Some of the findings I’ve been blogging about recently (and some still to come) are contradictory. On the one hand students seem to be very aware that their answers have been marked by a computer not a human-marker, but in other ways they are behaving as if they are being marked by a human marker.
Back in 1996 Reeves and Nass introduced the ‘Computers as social actors’ paradigm, arguing that people’s interaction with computers, television and other new media are fundamentally social and natural, just like interactions in real life. More recent work has shown that people are polite to computers (even though they know this is stupid) and, when they feel that a computer has ‘cheated’ them, they behave spitefully towards it.
Lipnevich and Smith‘s work on assessment feedback that students believed to be generated by a human or computer provided some support for the computers as social actors hypothesis, but also some evidence that runs counter to the hypothesis.
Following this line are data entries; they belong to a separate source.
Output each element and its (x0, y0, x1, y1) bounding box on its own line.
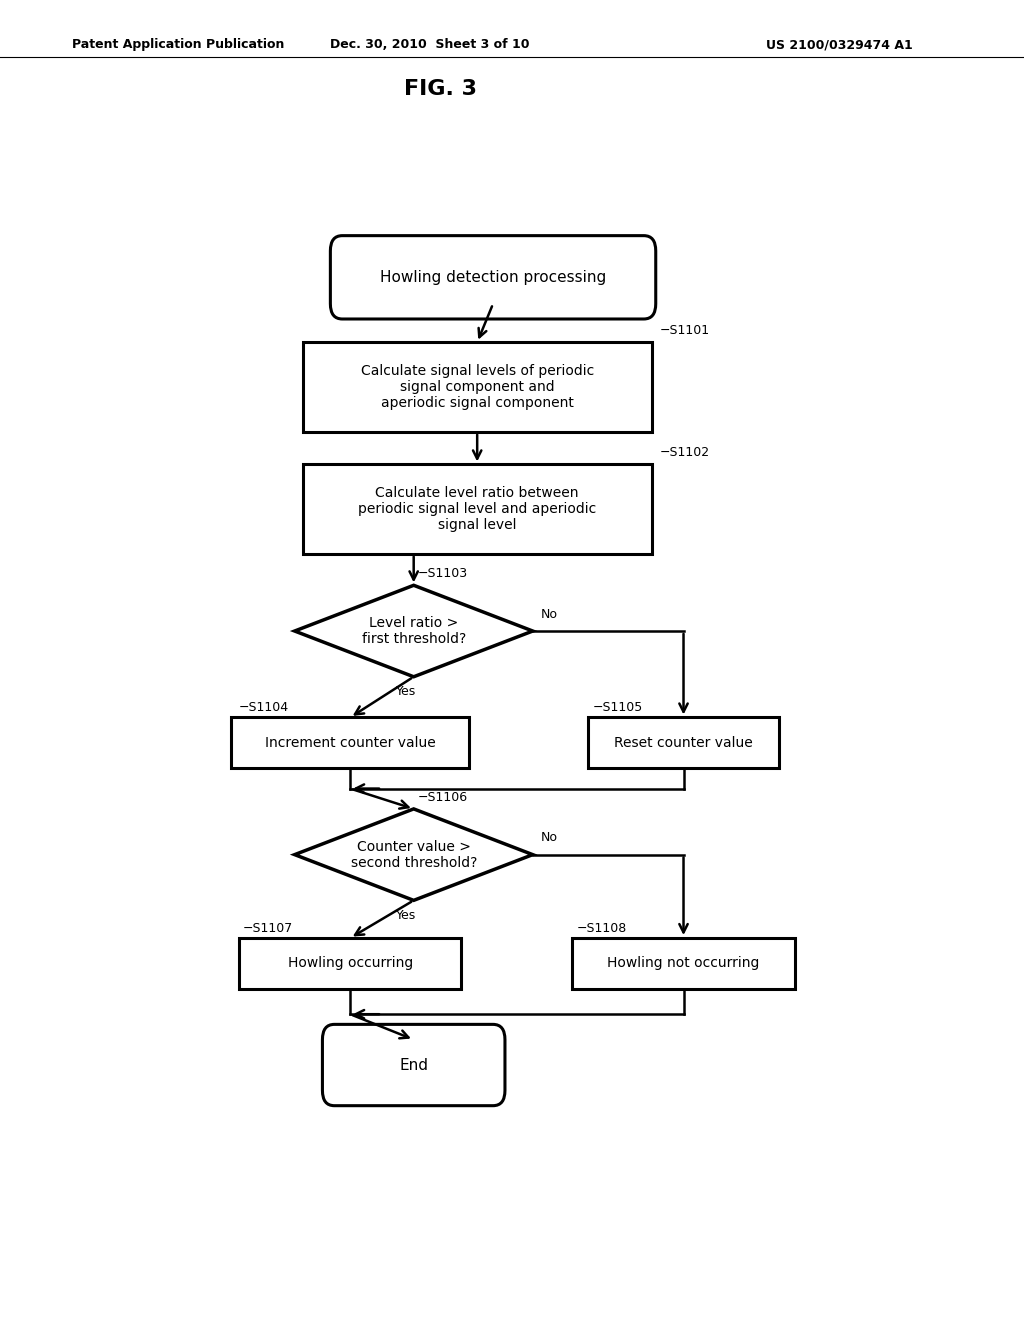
Text: −S1102: −S1102 (659, 446, 710, 459)
Text: FIG. 3: FIG. 3 (403, 79, 477, 99)
Text: −S1101: −S1101 (659, 325, 710, 338)
Text: US 2100/0329474 A1: US 2100/0329474 A1 (766, 38, 913, 51)
Text: −S1106: −S1106 (418, 791, 468, 804)
Text: −S1103: −S1103 (418, 568, 468, 581)
Bar (303, 342, 652, 432)
FancyBboxPatch shape (323, 1024, 505, 1106)
Text: Howling detection processing: Howling detection processing (380, 269, 606, 285)
Text: Yes: Yes (395, 908, 416, 921)
Bar (303, 465, 652, 554)
Bar (240, 939, 461, 989)
Text: Dec. 30, 2010  Sheet 3 of 10: Dec. 30, 2010 Sheet 3 of 10 (331, 38, 529, 51)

When all was going well, feedback from a computer was received as if from a person; when recipients didn’t want to believe the feedback, then the computer was…a stupid computer! I think I’m beginning to find similar evidence in my own work. Some students type their answers as carefully crafted sentences and in many situations they seem to react to feedback from a computer as if it came from a human marker. However when an answer is marked as incorrect (whether or not it is), and especially in the absence of targeted feedback that explains the error, students seem to think that they are right and the computer is wrong. As I’ve said before, this is something of a problem for e-assessment.